According to a study by the Federal Reserve Board, fees paid to auditors increase with the quality of the audit. In addition, the researchers found that fees also decrease when a company changes auditors. The researchers suggest that these “fee premiums” are due to several factors, including auditor reputation, resources and competence. However, they can also be the result of unobservable risks and production costs.


While engagement letters are not required under generally accepted auditing standards, they make good business sense and may offer protection against liability claims. They provide a clear definition of responsibilities between practitioners and their clients, which eliminates misunderstandings and reduces the vulnerability of accountants to malpractice claims. Often, obtaining an engagement letter helps to establish a professional relationship with a new client.

An engagement letter should contain the following elements:

The scope of the audit, the form of the report and the details of any non-audit services to be provided. It is generally best to discuss the contents of the letter with management prior to its submission and in most cases before commencement of the first audit assignment.

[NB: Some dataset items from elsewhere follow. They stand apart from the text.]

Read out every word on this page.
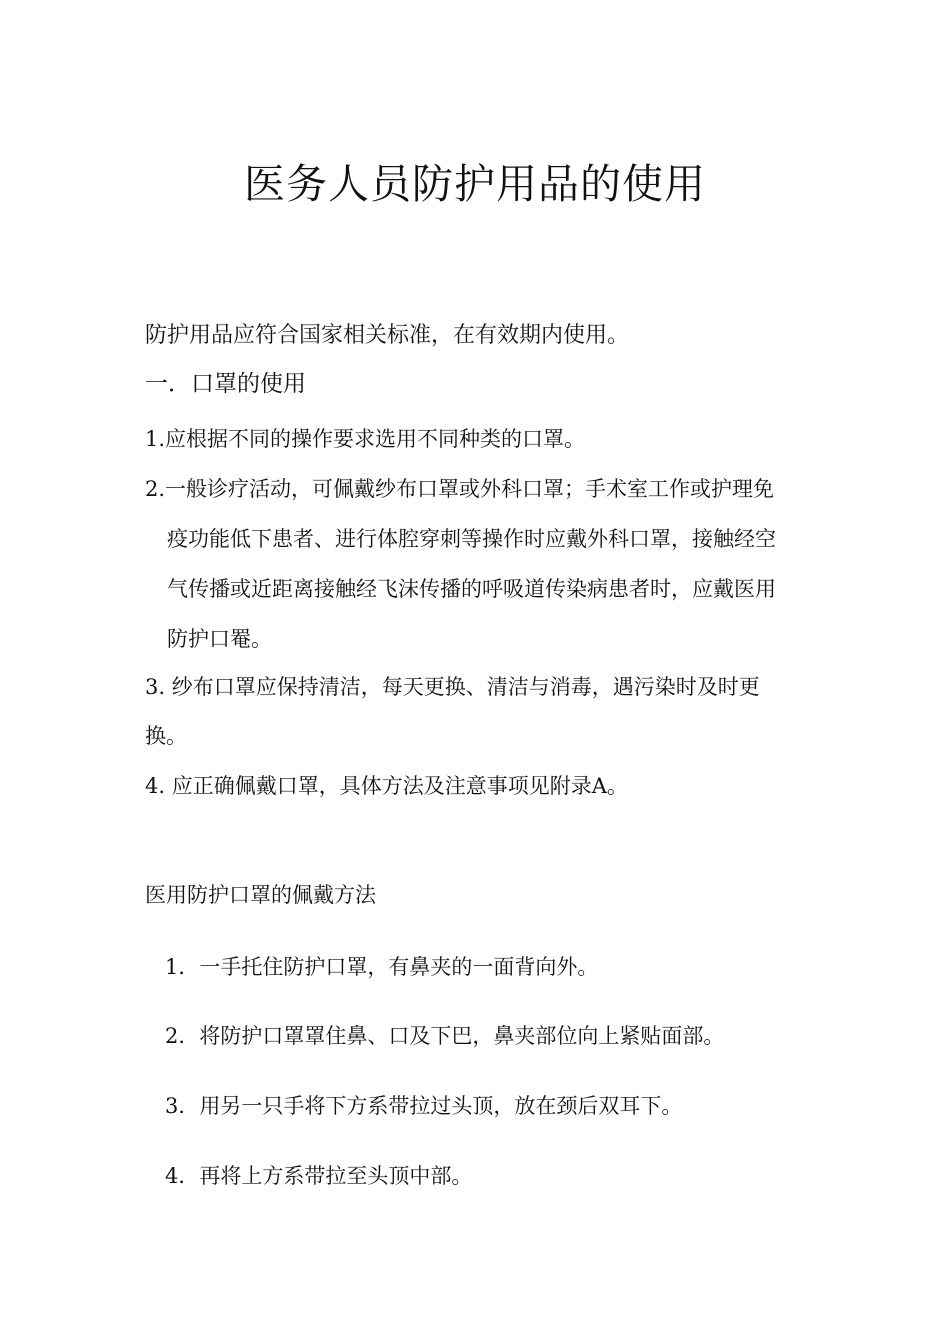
医务人员防护用品的使用

防护用品应符合国家相关标准，在有效期内使用。

一．口罩的使用

1.应根据不同的操作要求选用不同种类的口罩。

2.一般诊疗活动，可佩戴纱布口罩或外科口罩；手术室工作或护理免
疫功能低下患者、进行体腔穿刺等操作时应戴外科口罩，接触经空
气传播或近距离接触经飞沫传播的呼吸道传染病患者时，应戴医用
防护口罨。

3. 纱布口罩应保持清洁，每天更换、清洁与消毒，遇污染时及时更

换。

4. 应正确佩戴口罩，具体方法及注意事项见附录A。

医用防护口罩的佩戴方法

1．一手托住防护口罩，有鼻夹的一面背向外。

2．将防护口罩罩住鼻、口及下巴，鼻夹部位向上紧贴面部。

3．用另一只手将下方系带拉过头顶，放在颈后双耳下。

4．再将上方系带拉至头顶中部。
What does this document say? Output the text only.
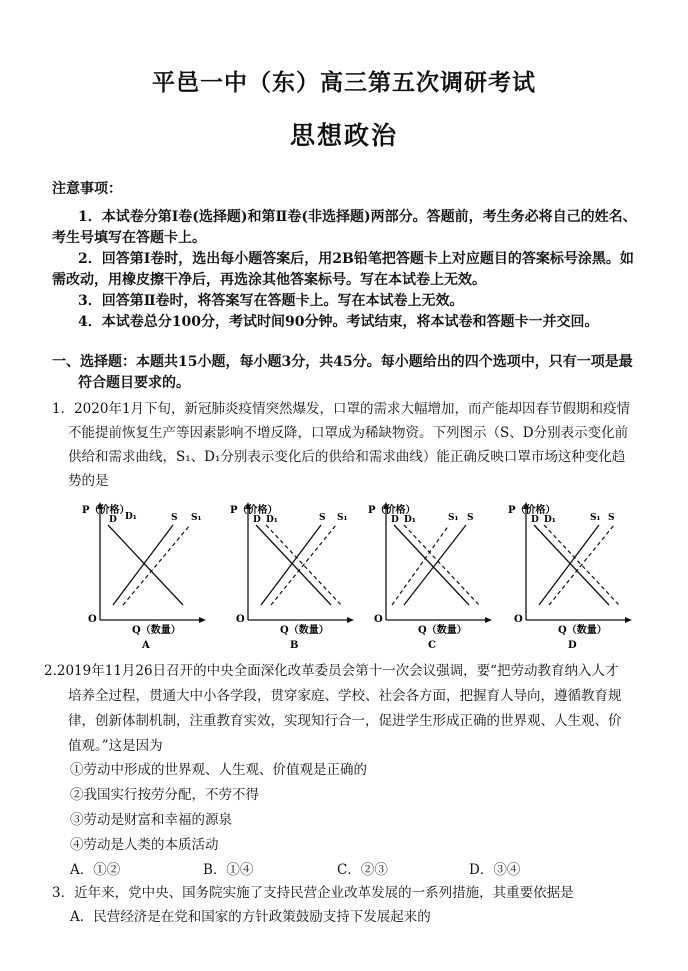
平邑一中（东）高三第五次调研考试
思想政治
注意事项：
1．本试卷分第Ⅰ卷(选择题)和第Ⅱ卷(非选择题)两部分。答题前，考生务必将自己的姓名、
考生号填写在答题卡上。
2．回答第Ⅰ卷时，选出每小题答案后，用2B铅笔把答题卡上对应题目的答案标号涂黑。如
需改动，用橡皮擦干净后，再选涂其他答案标号。写在本试卷上无效。
3．回答第Ⅱ卷时，将答案写在答题卡上。写在本试卷上无效。
4．本试卷总分100分，考试时间90分钟。考试结束，将本试卷和答题卡一并交回。
一、选择题：本题共15小题，每小题3分，共45分。每小题给出的四个选项中，只有一项是最
符合题目要求的。
1．2020年1月下旬，新冠肺炎疫情突然爆发，口罩的需求大幅增加，而产能却因春节假期和疫情
不能提前恢复生产等因素影响不增反降，口罩成为稀缺物资。下列图示（S、D分别表示变化前
供给和需求曲线，S₁、D₁分别表示变化后的供给和需求曲线）能正确反映口罩市场这种变化趋
势的是
P（价格）
Q（数量）
O
D D₁	S S₁
A
P（价格）
Q（数量）
O
D D₁	S S₁
B
P（价格）
Q（数量）
O
D D₁	S₁ S
C
P（价格）
Q（数量）
O
D D₁	S₁ S
D
2.2019年11月26日召开的中央全面深化改革委员会第十一次会议强调，要“把劳动教育纳入人才
培养全过程，贯通大中小各学段，贯穿家庭、学校、社会各方面，把握育人导向，遵循教育规
律，创新体制机制，注重教育实效，实现知行合一，促进学生形成正确的世界观、人生观、价
值观。”这是因为
①劳动中形成的世界观、人生观、价值观是正确的
②我国实行按劳分配，不劳不得
③劳动是财富和幸福的源泉
④劳动是人类的本质活动
A．①②	B．①④	C．②③	D．③④
3．近年来，党中央、国务院实施了支持民营企业改革发展的一系列措施，其重要依据是
A．民营经济是在党和国家的方针政策鼓励支持下发展起来的
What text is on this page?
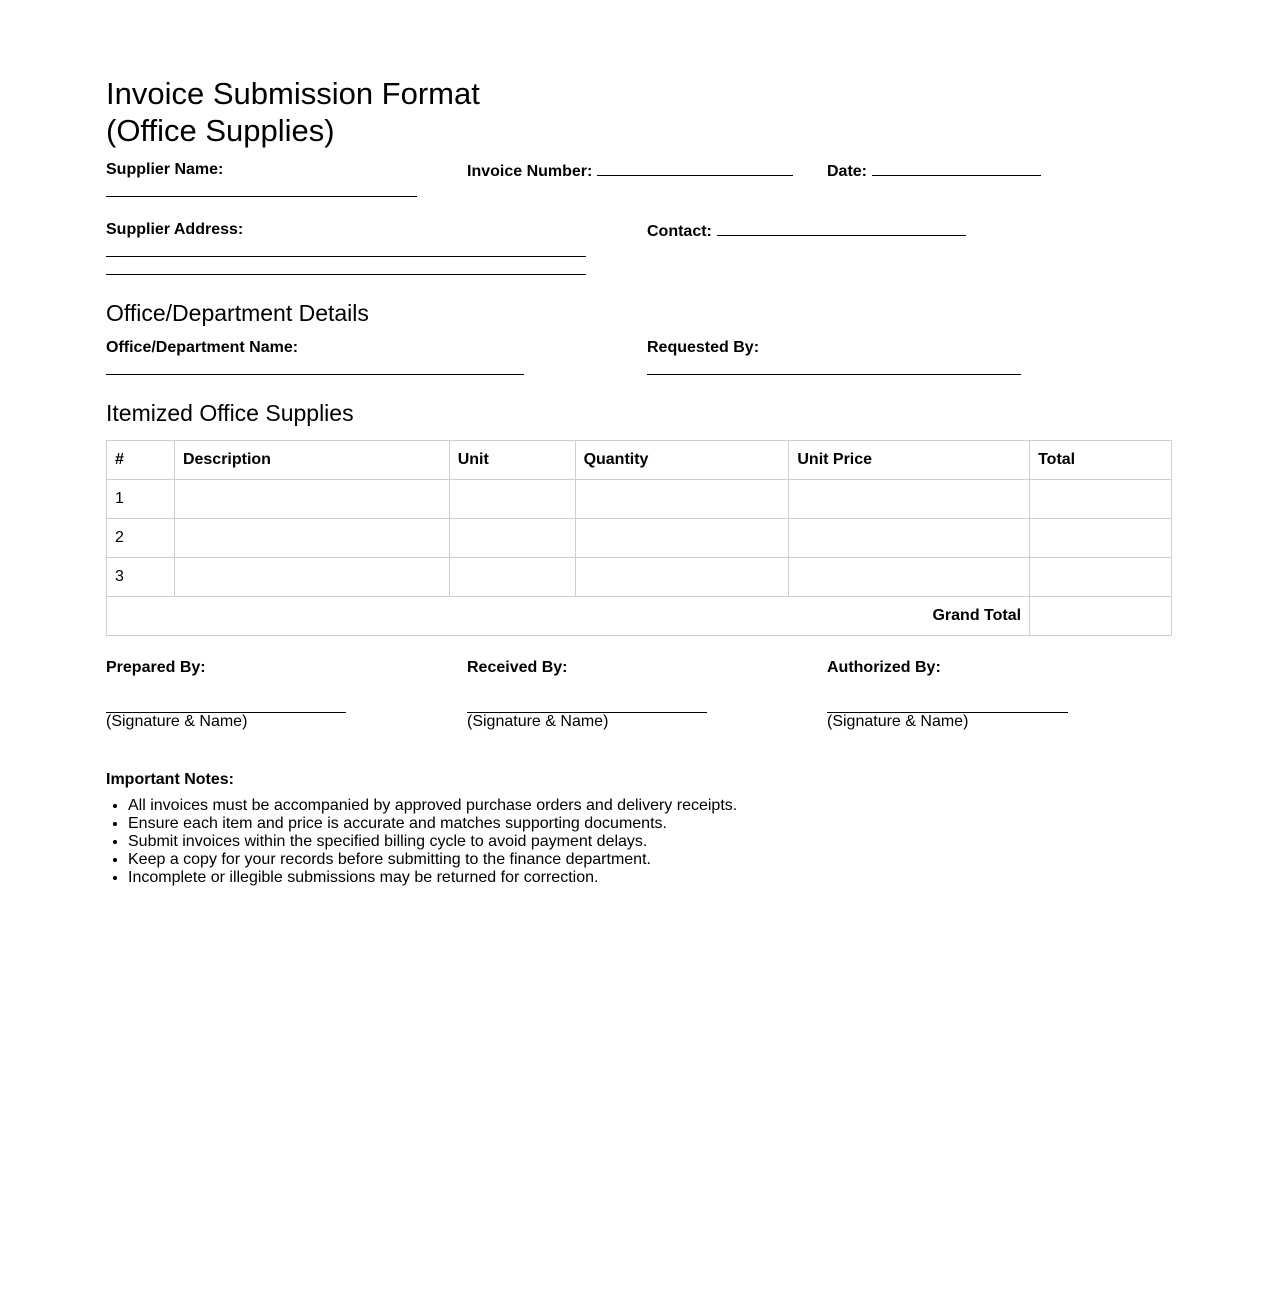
Invoice Submission Format
(Office Supplies)
Supplier Name:	Invoice Number:	Date:
Supplier Address:	Contact:
Office/Department Details
Office/Department Name:	Requested By:
Itemized Office Supplies
#	Description	Unit	Quantity	Unit Price	Total
1					
2					
3					
Grand Total					
Prepared By:
(Signature & Name)
Received By:
(Signature & Name)
Authorized By:
(Signature & Name)
Important Notes:
• All invoices must be accompanied by approved purchase orders and delivery receipts.
• Ensure each item and price is accurate and matches supporting documents.
• Submit invoices within the specified billing cycle to avoid payment delays.
• Keep a copy for your records before submitting to the finance department.
• Incomplete or illegible submissions may be returned for correction.
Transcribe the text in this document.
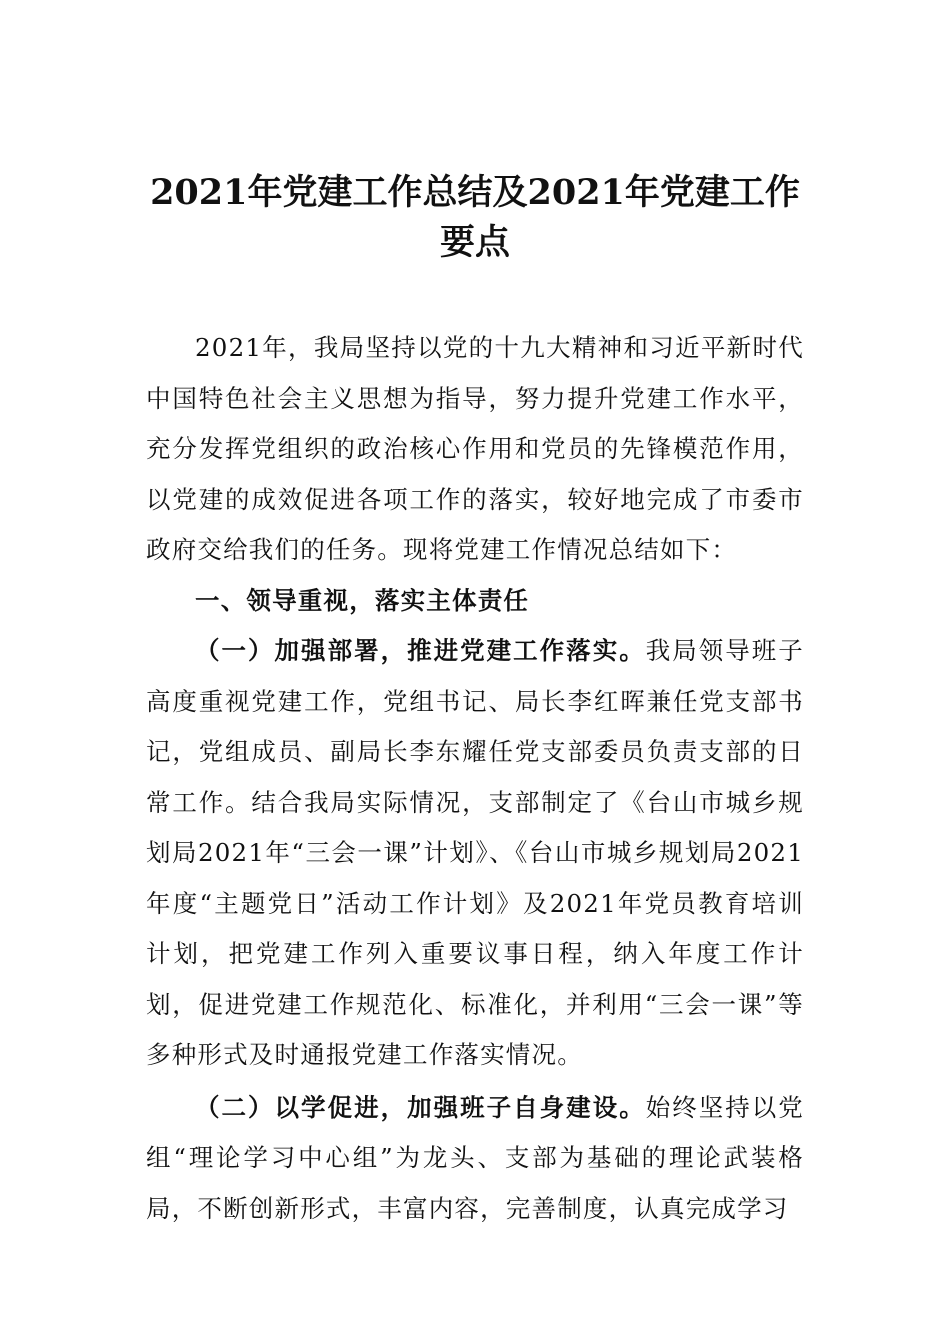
2021年党建工作总结及2021年党建工作要点

2021年，我局坚持以党的十九大精神和习近平新时代中国特色社会主义思想为指导，努力提升党建工作水平，充分发挥党组织的政治核心作用和党员的先锋模范作用，以党建的成效促进各项工作的落实，较好地完成了市委市政府交给我们的任务。现将党建工作情况总结如下：

一、领导重视，落实主体责任

（一）加强部署，推进党建工作落实。我局领导班子高度重视党建工作，党组书记、局长李红晖兼任党支部书记，党组成员、副局长李东耀任党支部委员负责支部的日常工作。结合我局实际情况，支部制定了《台山市城乡规划局2021年“三会一课”计划》、《台山市城乡规划局2021年度“主题党日”活动工作计划》及2021年党员教育培训计划，把党建工作列入重要议事日程，纳入年度工作计划，促进党建工作规范化、标准化，并利用“三会一课”等多种形式及时通报党建工作落实情况。

（二）以学促进，加强班子自身建设。始终坚持以党组“理论学习中心组”为龙头、支部为基础的理论武装格局，不断创新形式，丰富内容，完善制度，认真完成学习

For audit clients with multiple subsidiaries, a separate letter should be sent for each subsidiary. However, in situations where the subsidiaries have similar audit requirements, a single letter can be sent for all of the subsidiaries as long as the scope and fees are agreed upon prior to the start of the audit.

In the case of a review or compilation engagement, an engagement letter should also contain a description of the specific work to be performed and a provision limiting the use of the report by third parties. It is advisable to include a clause prohibiting the hiring of members of the current audit staff for any position at the company.